The stupid part of me that once loved him wanted to go to him. I wanted to hold him and tell him everything would be okay.

Instead I internally Moonstruck-ed myself.

“Would it make you feel better if I looked into it? Keaty and I have contacts. I can ask around, make sure nothing bad has happened to her. I’ll get Mercedes to run the usual checks, and we’ll put your mind at ease.” My friend Mercedes was an NYPD detective, and one of these days she was going to get sick of doing under-the-table favors for me. I wouldn’t blame her, either, considering how many times her life had been put in danger because of her friendship with me. But for now, at least, I knew running some checks wouldn’t kick me out of her good books just yet.
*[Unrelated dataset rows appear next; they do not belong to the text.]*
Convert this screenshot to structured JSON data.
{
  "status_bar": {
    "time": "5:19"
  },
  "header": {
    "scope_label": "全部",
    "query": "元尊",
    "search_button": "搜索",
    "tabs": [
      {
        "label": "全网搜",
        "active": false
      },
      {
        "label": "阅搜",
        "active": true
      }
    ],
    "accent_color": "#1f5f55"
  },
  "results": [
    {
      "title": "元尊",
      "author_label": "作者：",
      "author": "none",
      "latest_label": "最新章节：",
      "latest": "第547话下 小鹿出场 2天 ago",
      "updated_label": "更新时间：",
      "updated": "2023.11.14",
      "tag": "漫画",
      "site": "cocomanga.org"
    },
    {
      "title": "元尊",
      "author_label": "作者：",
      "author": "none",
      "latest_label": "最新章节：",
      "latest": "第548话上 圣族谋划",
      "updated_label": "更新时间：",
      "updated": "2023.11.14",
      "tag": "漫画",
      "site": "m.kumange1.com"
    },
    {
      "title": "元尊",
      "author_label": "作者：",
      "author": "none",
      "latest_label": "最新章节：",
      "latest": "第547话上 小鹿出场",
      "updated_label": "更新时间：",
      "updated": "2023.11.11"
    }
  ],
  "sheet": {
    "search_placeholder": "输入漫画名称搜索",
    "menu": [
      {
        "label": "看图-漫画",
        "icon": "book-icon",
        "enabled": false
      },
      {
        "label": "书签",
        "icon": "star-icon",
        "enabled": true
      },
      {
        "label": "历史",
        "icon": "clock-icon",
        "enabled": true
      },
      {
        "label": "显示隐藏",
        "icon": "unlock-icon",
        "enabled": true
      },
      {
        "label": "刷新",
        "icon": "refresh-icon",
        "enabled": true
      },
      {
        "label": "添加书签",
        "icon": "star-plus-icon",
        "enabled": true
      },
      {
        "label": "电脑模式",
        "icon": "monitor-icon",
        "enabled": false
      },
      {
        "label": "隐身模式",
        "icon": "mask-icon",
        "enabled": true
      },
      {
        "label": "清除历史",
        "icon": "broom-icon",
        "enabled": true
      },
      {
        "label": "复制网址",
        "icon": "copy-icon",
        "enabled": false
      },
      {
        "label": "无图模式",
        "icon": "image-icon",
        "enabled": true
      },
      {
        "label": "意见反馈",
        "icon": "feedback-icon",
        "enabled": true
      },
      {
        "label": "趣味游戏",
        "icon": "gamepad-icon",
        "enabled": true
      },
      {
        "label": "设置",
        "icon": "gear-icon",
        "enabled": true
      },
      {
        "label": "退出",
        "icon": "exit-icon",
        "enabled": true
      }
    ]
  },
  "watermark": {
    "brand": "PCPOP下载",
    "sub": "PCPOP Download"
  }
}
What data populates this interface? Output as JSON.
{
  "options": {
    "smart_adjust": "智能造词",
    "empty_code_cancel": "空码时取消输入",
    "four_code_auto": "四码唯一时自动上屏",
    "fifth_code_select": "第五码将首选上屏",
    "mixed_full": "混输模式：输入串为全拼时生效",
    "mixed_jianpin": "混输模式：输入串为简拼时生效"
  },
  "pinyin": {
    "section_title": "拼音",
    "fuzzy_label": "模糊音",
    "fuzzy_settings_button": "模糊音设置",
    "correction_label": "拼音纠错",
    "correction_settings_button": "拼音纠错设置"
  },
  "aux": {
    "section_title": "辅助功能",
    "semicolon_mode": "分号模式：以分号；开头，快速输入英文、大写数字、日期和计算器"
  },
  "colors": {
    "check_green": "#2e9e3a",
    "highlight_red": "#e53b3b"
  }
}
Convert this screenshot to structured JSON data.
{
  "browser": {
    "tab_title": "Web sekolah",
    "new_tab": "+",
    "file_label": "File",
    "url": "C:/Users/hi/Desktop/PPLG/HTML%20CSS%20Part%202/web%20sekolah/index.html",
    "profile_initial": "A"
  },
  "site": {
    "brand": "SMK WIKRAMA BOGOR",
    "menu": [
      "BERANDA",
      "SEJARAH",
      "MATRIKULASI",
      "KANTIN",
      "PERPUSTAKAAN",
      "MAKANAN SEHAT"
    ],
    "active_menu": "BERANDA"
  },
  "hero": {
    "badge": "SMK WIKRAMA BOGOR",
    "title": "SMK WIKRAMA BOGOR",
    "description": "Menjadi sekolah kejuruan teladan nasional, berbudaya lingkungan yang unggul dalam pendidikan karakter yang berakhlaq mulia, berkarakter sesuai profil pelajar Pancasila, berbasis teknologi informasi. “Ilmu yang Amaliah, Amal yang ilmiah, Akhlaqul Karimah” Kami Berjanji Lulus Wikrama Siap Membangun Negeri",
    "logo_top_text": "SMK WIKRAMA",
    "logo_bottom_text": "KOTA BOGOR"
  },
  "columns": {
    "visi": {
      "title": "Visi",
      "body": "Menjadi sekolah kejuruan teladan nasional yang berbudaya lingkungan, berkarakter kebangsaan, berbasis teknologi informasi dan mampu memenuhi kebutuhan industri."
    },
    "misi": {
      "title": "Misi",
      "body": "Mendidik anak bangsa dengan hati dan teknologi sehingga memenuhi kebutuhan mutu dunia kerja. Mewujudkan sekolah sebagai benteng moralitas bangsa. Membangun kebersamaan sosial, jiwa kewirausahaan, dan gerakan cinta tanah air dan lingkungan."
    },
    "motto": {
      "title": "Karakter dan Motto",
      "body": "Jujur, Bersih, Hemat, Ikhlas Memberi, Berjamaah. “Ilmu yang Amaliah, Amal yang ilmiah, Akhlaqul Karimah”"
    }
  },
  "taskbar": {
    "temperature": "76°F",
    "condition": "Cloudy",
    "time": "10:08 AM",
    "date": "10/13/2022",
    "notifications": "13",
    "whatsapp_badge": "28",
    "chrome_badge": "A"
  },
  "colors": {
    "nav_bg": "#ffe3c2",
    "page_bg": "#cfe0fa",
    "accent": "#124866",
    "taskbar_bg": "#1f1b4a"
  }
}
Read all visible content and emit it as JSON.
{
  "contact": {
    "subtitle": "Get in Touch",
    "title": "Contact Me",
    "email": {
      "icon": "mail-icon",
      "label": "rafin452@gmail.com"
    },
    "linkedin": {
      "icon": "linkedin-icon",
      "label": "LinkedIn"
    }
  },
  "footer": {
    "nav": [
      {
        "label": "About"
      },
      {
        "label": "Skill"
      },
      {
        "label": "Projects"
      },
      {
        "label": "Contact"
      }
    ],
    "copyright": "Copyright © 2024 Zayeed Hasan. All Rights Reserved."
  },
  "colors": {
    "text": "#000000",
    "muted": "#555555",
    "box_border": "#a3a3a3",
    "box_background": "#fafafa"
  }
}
Another bonus of being the jilted bride was people were willing to be extra nice to you.

Being a woman scorned and almost killed at a wedding covered by the international press meant I also got a lot of cool free designer stuff mailed to me. But that was beside the point. My new Hermes bag wasn’t going to make Lucas feel better about his maybe-but-probably-not missing sister.

“You’d do that for me?”

Holden huffed out a disgusted grunt but said nothing.

“No. I’d do it for Kellen. For you I’m going to say go take a shower and shave. Don’t let any of your pack, or God forbid my uncle’s pack, see you looking like a homeless grad student. You’re a king, for fuck’s sake. Start acting like one.”